幸せの花が咲く町で

まだどこか夢心地だった。
私はまだ何も身につけないままベッドに横になっていて、すぐ隣には智君がいる。
智君の肌の温もりが直に伝わってくる。



「かおり……本当にありがとう。
君のおかげですごく気持ちが落ち着いたよ。
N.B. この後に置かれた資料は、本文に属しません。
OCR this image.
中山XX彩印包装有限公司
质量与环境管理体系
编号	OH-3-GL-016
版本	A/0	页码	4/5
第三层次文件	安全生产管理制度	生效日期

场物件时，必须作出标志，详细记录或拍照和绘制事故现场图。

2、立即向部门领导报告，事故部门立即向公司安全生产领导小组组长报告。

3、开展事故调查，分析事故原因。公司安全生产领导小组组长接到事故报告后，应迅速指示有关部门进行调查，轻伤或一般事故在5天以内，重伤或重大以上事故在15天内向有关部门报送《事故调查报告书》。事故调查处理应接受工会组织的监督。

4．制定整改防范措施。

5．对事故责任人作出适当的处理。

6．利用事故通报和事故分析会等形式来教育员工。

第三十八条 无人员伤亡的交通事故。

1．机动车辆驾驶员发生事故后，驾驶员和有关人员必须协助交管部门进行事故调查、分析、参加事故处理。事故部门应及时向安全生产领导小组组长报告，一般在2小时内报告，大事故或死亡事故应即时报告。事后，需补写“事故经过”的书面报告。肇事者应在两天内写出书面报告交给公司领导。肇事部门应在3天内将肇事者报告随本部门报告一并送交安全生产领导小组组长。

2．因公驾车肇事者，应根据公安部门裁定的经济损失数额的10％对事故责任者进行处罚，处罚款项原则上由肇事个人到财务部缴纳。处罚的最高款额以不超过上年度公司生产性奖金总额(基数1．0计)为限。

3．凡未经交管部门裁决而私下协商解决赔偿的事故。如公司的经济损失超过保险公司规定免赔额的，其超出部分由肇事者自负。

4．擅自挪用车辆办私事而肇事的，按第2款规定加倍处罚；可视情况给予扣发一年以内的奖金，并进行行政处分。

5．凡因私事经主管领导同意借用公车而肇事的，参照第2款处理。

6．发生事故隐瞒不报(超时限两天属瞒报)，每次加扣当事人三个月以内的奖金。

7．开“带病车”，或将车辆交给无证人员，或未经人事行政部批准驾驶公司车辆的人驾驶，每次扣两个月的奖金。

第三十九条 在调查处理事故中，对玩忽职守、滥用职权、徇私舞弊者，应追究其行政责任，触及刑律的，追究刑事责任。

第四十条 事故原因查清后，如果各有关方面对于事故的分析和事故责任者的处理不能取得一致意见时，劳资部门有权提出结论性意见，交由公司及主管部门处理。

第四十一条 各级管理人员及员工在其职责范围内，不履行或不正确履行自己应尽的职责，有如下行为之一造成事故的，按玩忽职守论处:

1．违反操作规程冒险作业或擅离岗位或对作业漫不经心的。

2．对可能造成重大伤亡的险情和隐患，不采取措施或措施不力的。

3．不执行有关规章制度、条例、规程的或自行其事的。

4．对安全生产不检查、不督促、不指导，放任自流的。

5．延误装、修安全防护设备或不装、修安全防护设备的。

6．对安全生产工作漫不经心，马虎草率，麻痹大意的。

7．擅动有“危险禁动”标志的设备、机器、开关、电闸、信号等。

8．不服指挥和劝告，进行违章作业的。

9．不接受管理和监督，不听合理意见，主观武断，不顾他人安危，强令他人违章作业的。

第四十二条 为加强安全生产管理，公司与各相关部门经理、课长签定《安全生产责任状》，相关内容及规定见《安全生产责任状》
」

まるで独り言みたいにそう呟いた智君の言葉は、なにかおかしい気がした。



「……どういうこと?」

「え…ううん。
特に意味はないんだけど……」

智君は、少し慌てた様子で、そんな曖昧なことを言った。



「ねぇ、智君…なにか私に隠してるよね?
一体、何を隠してるの?」

「隠し事なんて…何もないよ。」

智君はそう言うと、くるりと私に背を向けた。



「話してくれないっていうのは私のことを信頼してないってことだよね?
……なら、もう良い。
もう智君とは会わないから……」

私らしくない言葉だった。
普段ならこんな強気なことなんて言えない。
こんなことが言えたのは、きっと、まだ興奮から覚めてない状態だったからだろう。



「そんな……
いやだよ!かおりに会えなくなるなんて。
かおりに会えなくなったら僕は……
でも、これは僕自身のも問題だし、かおりに心配かけたくないから……」

「どういうことなの?
話して!
どんな話でも、私、しっかり受け止めるから……」

何度もしつこく説得を続けた。
もしも、智君に悩みがあるのなら…ひとりで辛い想いをしてるのなら、少しでもその心の負担を軽くしてあげたいと思ったから……
智君もそんな私の気持ちをわかってくれたのか、ようやくその重い口を開いてくれた。